PNC Financial Services Group Inc. added 37 percent to $30.16 for the biggest gain in the S&P 500. The fifth-largest U.S. bank by deposits said it won’t sell new stock despite a fourth-quarter loss resulting from its purchase of National City Corp.
Northern Trust, U.S. Bancorp
Northern Trust Corp. rose 31 percent to $57.51. The Chicago-based custody bank’s fourth-quarter operating earnings rose 48 percent on record foreign-exchange trading income.
U.S. Bancorp recovered from a drop of as much as 23 percent and added 4.9 percent to $16.09. The bank that acquired failed lenders Downey Financial Corp. and PFF Bancorp Inc. said fourth- quarter profit plunged 65 percent on impairments from investments and setting aside more money against bad debt.
IBM added $9.44 to $91.42. The biggest computer-services provider posted fourth-quarter profit of $4.43 billion, or $3.28 a share, surpassing analysts’ estimates, as the top provider of computer services coped with a worldwide technology slump by cutting overhead costs and adding products.
Wal-Mart Stores Inc. declined 2.8 percent to $49.14 and was the biggest drag on the Dow average.

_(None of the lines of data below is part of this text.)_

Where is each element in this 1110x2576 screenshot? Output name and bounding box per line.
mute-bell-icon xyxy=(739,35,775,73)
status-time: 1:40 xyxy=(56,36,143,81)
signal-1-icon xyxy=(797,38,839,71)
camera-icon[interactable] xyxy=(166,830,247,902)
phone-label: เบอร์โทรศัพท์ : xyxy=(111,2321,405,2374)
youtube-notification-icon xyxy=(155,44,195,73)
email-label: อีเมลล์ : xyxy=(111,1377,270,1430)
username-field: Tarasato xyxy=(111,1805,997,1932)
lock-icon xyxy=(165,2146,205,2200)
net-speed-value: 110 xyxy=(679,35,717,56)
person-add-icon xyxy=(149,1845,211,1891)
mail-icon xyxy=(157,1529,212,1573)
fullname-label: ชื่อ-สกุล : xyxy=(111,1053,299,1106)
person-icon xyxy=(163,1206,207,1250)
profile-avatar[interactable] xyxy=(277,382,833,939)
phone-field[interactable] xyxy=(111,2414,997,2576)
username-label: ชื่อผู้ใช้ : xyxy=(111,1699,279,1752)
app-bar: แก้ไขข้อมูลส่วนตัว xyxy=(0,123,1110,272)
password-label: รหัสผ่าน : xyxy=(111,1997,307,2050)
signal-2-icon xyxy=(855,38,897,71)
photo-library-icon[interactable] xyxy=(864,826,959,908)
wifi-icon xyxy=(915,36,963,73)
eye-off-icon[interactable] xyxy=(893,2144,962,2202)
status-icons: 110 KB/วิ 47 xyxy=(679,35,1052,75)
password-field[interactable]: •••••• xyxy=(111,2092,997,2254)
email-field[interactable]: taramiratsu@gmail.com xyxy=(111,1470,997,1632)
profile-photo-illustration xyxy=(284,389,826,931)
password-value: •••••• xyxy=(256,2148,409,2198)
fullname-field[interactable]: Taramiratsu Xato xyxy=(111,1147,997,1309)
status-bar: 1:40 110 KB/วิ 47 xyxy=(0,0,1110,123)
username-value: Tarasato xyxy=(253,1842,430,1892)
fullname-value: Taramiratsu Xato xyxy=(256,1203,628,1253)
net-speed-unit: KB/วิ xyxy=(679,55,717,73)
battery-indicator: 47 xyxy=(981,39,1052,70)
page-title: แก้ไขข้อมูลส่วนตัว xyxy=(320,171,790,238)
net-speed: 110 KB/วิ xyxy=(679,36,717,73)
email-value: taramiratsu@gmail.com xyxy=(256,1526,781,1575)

The world’s largest retailer and the fifth-best performing stock in the S&P 500 last year was cut to “neutral” from “outperform” at Credit Suisse Group AG, which said “waning inflation and slowing square footage growth should pressure sales growth.”
Coach Inc., the largest U.S. maker of luxury leather handbags, slid 7.3 percent to $14.72 for the biggest drop in the S&P 500. Fiscal second-quarter profit declined 14 percent as the company didn’t match rivals in cutting prices to lure customers.
Allegheny Technologies Inc. fell 6.8 percent to $22.46. The specialty-metals producer that supplies titanium to Boeing Co. said fourth-quarter profit declined 26 percent because of an “unprecedented” fall in demand in several key markets.